Отец Конми сидел в углу трамвайного вагона, с синим билетиком осмотрительно сунутым в прорезь перчатки из плотной козлиной кожи, покуда четыре шилинга, шестипенсовик и пять пенни ссыпались из другой плотнооперчатченной ладони в его кошелёк. Проезжая мимо храма обросшего плющом он размышлял, что билетный контролёр является обычно, когда в рассеянности выбросишь билет. Серьёзность лиц находящихся в вагоне казалась отцу Конми чрезмерною для поездки столь непродолжительной и недорогой.
Отец Конми любил радостную обстановку.
День был полон покоя. Джентельмен в очках, напротив отца Конми, кончил объяснения и опустил взгляд. Его жена, предположил отец Конми. Крохотный зевок приоткрыл рот жены джентельмена в очках. Она подняла свой кулачок в перчатке, зевнула, уж так-то мягонько, пристукивая своим кулачком в перчатке по открытому рту и улыбнулась крохотно, мило.
Отец Конми отметил запах её духов в вагоне. Он отметил ещё, что неуклюжий мужчина с другой стороны от неё сидит на самом краешке сиденья.
Отцу Конми порою трудно бывало вкладывать причастие в рот какого-нибудь старика с трясущейся головой.
На Анеслеском мосту трамвай остановился, а когда почти уже тронулся, старушка подхватилась вдруг со своего места – сойти. Кондуктор дёрнул тесемку звонка, задержать трамвай для неё. Она вышла со своею корзинкой и сеткой-авоськой: и отец Конми видел как кондуктор помог ей и сетке, и корзинке её спуститься: и отец Конми подумал, всё оттого что она чуть было не проехала дальше, чем положено по билету за один пенни и, вероятно, она одна из тех простых душ, которым всегда приходится дважды повторять: Благославляю тебя, дитя моё—когда отпускаешь им грехи—Молись за меня. Но у них так много неурядиц в жизни, столько забот, у бедняг.
От ограды строительной площадки м-р Юджин Страттон ухмыльнулся толстыми негроидными губами отцу Конми.
Отец Конми подумал о душах чёрных и коричневых, и жёлтых людей, и о своей проповеди про святого Петра Клавера, Общ. Ис., и про африканскую миссию, и о распространении веры, и о миллионах чёрных и коричневых, и жёлтых душ, не приявших крещения водою, а ведь последний их час подкрадывается, как тать в нощи. Та книга бельгийского иезуита,
Отец Конми, шагая, думал о своей книжке БЫЛЫЕ ВРЕМЕНА В ОКРУГЕ и о книге, которую можно бы написать о домах иезуитов, и о Марии Рошфор, дочери лорда Молсворта, первой графине Белведера.

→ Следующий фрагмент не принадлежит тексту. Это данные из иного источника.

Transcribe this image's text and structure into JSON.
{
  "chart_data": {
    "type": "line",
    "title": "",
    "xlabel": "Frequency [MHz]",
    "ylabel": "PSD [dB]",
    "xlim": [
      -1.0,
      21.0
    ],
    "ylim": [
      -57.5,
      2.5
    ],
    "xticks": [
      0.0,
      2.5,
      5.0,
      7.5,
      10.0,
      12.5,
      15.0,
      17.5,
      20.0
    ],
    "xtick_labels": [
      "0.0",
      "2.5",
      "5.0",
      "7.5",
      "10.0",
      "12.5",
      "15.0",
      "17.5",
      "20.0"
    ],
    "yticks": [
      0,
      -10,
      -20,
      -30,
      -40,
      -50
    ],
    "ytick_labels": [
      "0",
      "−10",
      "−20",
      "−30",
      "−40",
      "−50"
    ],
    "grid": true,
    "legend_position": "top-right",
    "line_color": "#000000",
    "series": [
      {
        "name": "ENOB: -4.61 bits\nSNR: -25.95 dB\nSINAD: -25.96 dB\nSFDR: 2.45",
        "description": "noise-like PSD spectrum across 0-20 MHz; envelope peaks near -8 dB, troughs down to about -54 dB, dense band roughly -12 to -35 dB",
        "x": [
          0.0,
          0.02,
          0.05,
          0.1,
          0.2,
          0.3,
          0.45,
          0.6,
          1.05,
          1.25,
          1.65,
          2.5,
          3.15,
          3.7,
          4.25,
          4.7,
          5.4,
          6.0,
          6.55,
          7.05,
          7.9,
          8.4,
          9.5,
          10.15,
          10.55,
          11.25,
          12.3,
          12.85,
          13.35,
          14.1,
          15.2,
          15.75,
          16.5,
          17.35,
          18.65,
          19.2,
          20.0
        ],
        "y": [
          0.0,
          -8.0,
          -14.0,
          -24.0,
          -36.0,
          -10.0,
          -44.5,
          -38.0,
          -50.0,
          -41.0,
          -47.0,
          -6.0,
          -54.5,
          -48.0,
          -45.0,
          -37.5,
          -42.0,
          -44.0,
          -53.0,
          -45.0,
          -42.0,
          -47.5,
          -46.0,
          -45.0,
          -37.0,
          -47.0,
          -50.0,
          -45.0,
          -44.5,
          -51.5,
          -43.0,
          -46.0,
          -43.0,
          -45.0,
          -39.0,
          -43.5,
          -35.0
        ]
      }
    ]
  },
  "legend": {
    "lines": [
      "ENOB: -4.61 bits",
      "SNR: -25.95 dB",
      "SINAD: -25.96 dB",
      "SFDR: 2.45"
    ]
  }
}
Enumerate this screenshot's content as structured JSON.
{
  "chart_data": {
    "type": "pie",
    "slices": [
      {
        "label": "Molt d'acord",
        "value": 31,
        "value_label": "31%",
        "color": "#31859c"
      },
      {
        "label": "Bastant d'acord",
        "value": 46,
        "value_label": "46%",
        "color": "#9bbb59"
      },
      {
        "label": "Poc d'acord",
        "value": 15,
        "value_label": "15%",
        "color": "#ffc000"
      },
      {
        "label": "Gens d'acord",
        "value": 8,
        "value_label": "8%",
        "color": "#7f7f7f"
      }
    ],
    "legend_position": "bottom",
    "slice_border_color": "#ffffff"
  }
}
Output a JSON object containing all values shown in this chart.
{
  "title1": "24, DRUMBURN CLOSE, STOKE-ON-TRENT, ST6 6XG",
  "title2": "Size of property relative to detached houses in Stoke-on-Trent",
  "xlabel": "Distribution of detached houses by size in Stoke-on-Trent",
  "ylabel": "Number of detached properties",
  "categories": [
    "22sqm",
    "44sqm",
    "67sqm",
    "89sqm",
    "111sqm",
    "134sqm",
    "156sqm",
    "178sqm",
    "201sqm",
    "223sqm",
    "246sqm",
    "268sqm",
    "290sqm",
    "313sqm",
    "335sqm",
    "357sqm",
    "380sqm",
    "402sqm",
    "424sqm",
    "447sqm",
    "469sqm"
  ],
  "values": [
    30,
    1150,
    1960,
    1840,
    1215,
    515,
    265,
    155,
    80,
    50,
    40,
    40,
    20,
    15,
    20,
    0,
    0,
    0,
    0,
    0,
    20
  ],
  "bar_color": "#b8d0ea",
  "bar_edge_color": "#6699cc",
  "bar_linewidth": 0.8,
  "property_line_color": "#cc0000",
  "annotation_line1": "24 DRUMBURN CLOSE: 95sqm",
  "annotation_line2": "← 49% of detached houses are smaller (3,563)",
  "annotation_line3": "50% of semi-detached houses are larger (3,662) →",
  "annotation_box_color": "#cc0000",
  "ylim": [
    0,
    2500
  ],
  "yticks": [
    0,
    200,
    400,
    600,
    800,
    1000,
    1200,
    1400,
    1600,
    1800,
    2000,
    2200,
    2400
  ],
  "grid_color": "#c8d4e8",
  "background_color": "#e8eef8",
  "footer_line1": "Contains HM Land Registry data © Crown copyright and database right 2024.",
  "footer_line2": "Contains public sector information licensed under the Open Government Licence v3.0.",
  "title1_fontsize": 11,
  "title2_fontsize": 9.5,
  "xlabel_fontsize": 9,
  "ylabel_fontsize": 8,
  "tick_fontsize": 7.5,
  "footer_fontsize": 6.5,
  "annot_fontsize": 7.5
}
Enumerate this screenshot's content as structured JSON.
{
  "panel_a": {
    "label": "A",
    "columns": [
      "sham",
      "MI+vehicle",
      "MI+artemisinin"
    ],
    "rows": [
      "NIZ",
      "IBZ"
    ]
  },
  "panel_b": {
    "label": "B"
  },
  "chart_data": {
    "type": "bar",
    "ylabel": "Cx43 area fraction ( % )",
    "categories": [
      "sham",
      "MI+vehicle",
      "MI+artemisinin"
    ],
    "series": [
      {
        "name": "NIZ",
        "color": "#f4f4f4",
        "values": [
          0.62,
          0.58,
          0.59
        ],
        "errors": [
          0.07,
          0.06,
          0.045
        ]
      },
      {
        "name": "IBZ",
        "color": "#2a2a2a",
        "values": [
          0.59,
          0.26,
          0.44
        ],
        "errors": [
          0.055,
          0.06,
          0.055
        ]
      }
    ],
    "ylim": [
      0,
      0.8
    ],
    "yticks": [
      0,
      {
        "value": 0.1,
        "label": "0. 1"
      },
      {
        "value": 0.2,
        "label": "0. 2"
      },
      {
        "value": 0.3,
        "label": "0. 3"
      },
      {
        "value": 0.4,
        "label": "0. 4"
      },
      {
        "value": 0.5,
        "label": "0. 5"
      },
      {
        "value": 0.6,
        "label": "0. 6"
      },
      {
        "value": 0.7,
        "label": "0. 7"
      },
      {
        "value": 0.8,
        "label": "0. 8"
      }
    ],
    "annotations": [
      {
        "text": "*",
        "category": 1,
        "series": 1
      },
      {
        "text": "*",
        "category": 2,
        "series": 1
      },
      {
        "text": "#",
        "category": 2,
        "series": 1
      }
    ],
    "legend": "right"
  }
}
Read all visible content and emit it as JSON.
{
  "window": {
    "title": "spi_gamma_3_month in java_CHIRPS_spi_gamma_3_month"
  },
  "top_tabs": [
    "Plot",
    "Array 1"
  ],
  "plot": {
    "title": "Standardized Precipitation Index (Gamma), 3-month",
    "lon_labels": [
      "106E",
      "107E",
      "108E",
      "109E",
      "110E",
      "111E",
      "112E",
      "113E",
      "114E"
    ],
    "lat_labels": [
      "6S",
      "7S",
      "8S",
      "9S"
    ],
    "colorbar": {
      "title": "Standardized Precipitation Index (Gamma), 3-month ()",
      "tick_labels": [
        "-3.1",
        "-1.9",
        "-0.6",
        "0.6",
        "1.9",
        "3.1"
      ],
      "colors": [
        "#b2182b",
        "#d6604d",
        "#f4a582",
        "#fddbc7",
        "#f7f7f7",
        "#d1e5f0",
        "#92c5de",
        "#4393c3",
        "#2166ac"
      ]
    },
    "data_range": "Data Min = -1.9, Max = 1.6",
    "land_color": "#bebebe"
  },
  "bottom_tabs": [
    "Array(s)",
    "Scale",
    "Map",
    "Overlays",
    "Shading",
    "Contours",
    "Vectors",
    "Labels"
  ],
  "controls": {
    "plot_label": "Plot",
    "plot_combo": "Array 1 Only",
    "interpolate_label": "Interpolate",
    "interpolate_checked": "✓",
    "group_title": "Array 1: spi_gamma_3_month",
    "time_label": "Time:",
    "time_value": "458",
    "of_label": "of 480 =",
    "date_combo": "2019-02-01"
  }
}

Равнодушная дама, уже не молодая, в одиноких прогулках вдоль берега Енельского озера, Мария, первая графиня Белведера, безразлично шагавшая вечерами, не вздрагивая на всплески выдр. Кто бы дознался? Не ревнивый же лорд Бельведер, и не её духовник, утаи она признание в доконечной супружеской измене—
Отец Конми подумал о неудержимых инстинктах, необходимых, впрочем, для продолжения людского рода на земле, и о путях Господних, не схожих с путями нашими.
Ректор Джон Конми шагал и переносился в давно минувшие времена. Там он был человечен и чтим. Он хранил в уме секреты исповедей и улыбался улыбающимся благородным лицам в навощенных гостиных, с лепными гроздьями фруктов на потолках. И руки невесты и жениха, благородную с благородной, соединял, ладонью в ладонь, ректор Джон Конми.
Прелестный выдался денёк.
Распростёртое поле представило отцу Конми капустную ширь, раскланивалось перед ним раскидистыми нижнелистьями. Небо являло стадо облачков медленно бредущих по ветру.
Отец Конми, повторяя молитву, поглядывал на стадо барашковых облаков над Рэткофом. Его щиколотки в тонких носках покалывала стерня клонговского поля. Он пошагивал там, читая по вечерам, и слышал крики играющих мальчишечьих команд, юные крики в вечерней тиши. Он был их ректором, правление его было кротким.
Отец Конми снял перчатки и вынул свою книжицу-часослов с красным обрезом.
Закладка слоной кости указала страницу.
Трёхчасовые. Их надо было прочесть перед ланчем. Но пришла леди Максвел.